Hi,
I have RNA seq data with the samples defined as follows:
ID level stability type
A1 med unstable exp
A2 med unstable exp
A3 med unstable exp
B1 med stable exp
B2 med stable exp
B3 med stable exp
C1 low stable exp
C2 low stable exp
C3 low stable exp
D1 low unstable exp
D2 low unstable exp
D3 low unstable exp
E1 high stable exp
E2 high stable exp
E3 high stable exp
F1 high unstable exp
F2 high unstable exp
F3 high unstable exp
G1 host host host1
G2 host host host1
G3 host host host1
H1 host host host2
H2 host host host2
H3 host host host2
I1 host host host3
I2 host host host3
I3 host host host3
ID column here describes the samples in 3 biological replicates. My objective is to identify DEGs while comparing different samples in pair (A vs B, B vs C, A vs D etc) as well as in group-wise comparison (stable vs unstable, host vs expressed). But when I define a contrast such as "contrast = c("stability","unstable","stable")", I get some DEGs with just one of the replicates from 3 different stable or unstable samples being high or low in comparison to others as well.
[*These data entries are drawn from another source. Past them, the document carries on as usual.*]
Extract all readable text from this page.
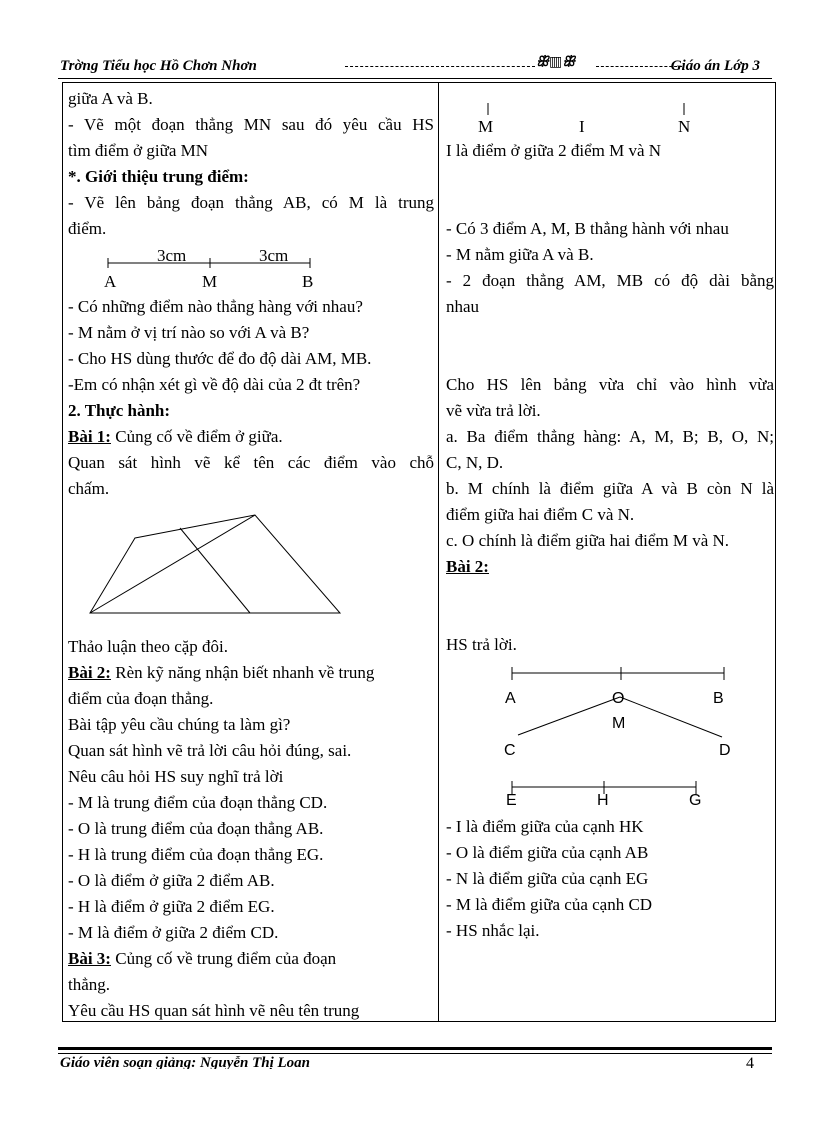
Trờng Tiểu học Hồ Chơn Nhơn	ꕥ▥ꕥ	Giáo án Lớp 3
giữa A và B.
- Vẽ một đoạn thẳng MN sau đó yêu cầu HS
tìm điểm ở giữa MN
*. Giới thiệu trung điểm:
- Vẽ lên bảng đoạn thẳng AB, có M là trung
điểm.
- Có những điểm nào thẳng hàng với nhau?
- M nằm ở vị trí nào so với A và B?
- Cho HS dùng thước để đo độ dài AM, MB.
-Em có nhận xét gì về độ dài của 2 đt trên?
2. Thực hành:
Bài 1: Củng cố về điểm ở giữa.
Quan sát hình vẽ kể tên các điểm vào chỗ
chấm.
Thảo luận theo cặp đôi.
Bài 2: Rèn kỹ năng nhận biết nhanh về trung
điểm của đoạn thẳng.
Bài tập yêu cầu chúng ta làm gì?
Quan sát hình vẽ trả lời câu hỏi đúng, sai.
Nêu câu hỏi HS suy nghĩ trả lời
- M là trung điểm của đoạn thẳng CD.
- O là trung điểm của đoạn thẳng AB.
- H là trung điểm của đoạn thẳng EG.
- O là điểm ở giữa 2 điểm AB.
- H là điểm ở giữa 2 điểm EG.
- M là điểm ở giữa 2 điểm CD.
Bài 3: Củng cố về trung điểm của đoạn
thẳng.
Yêu cầu HS quan sát hình vẽ nêu tên trung
3cm	3cm
A	M	B
M	I	N
A	O	B
M
C	D
E	H	G
I là điểm ở giữa 2 điểm M và N
- Có 3 điểm A, M, B thẳng hành với nhau
- M nằm giữa A và B.
- 2 đoạn thẳng AM, MB có độ dài bằng
nhau
Cho HS lên bảng vừa chỉ vào hình vừa
vẽ vừa trả lời.
a. Ba điểm thẳng hàng: A, M, B; B, O, N;
C, N, D.
b. M chính là điểm giữa A và B còn N là
điểm giữa hai điểm C và N.
c. O chính là điểm giữa hai điểm M và N.
Bài 2:
HS trả lời.
- I là điểm giữa của cạnh HK
- O là điểm giữa của cạnh AB
- N là điểm giữa của cạnh EG
- M là điểm giữa của cạnh CD
- HS nhắc lại.
Giáo viên soạn giảng: Nguyễn Thị Loan	4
As I understand that's because when the program identifies a gene in at least 3 samples within a group of the same profile (irrespective of being just 1 of the replicates of 3 different samples) with significant difference from the rest, it reports it as a DEG. However, I would like to know if there is some parameter that can be introduced to say that more than 3 samples in a group of 9 (may be at least 6 samples in our case) are required to have concordance to be reported as DEG.
If not, then can someone kindly suggest some other way to do avoid getting DEGs not representative of entire group but just 3 samples of a big group.
Thanks !!
How did you check that?
When I plot heatmap for significantly differentially expressed genes like this:
Plotting heatmaps on non-log2 transformed counts is not recommended as high counts will dominate the scaling. Do at least
log2(x+1)
, better z-score the data. This also appears to be an eyeballing method, therefore not recommended as well as not reproducible as it lacks exact cutoffs. When you perform DESeq2 (or other tools) analysis, the significant genes are representative for the group as the group mean is significantly different than the group mean of the other group respecting the dispersion of the data. I think you worry too much. I would perform standard analysis and then take the genes significant at e.g. 5% or 1% FDR. These tools have elaborate ways to ensure that single outliers do not skew the results especially at these low sample sizes.I tried plotting z-scores after log normalisation as well. But I still get some such results. However, may be I will trust these as it is and go ahead with same result.
Thanks for your response.
Do I understand correctely that you are doing stable vs unstable, but when you look at the DEGs you see genes that are, for example, consistently high in B1, B2 and B3, but not in C1, C2, C3,E1,E2,E3?
This is not how DESeq(2)/limma/edgeR work. They will take all the samples that fall within one of your groups (say stable) and calculate the mean expression level. They then calculate a variance on that mean (this where the DESeq/edgeR/limma magic happens). They then ask if the mean of your two categories is sufficiently different compared to the variance using a negative binomial model.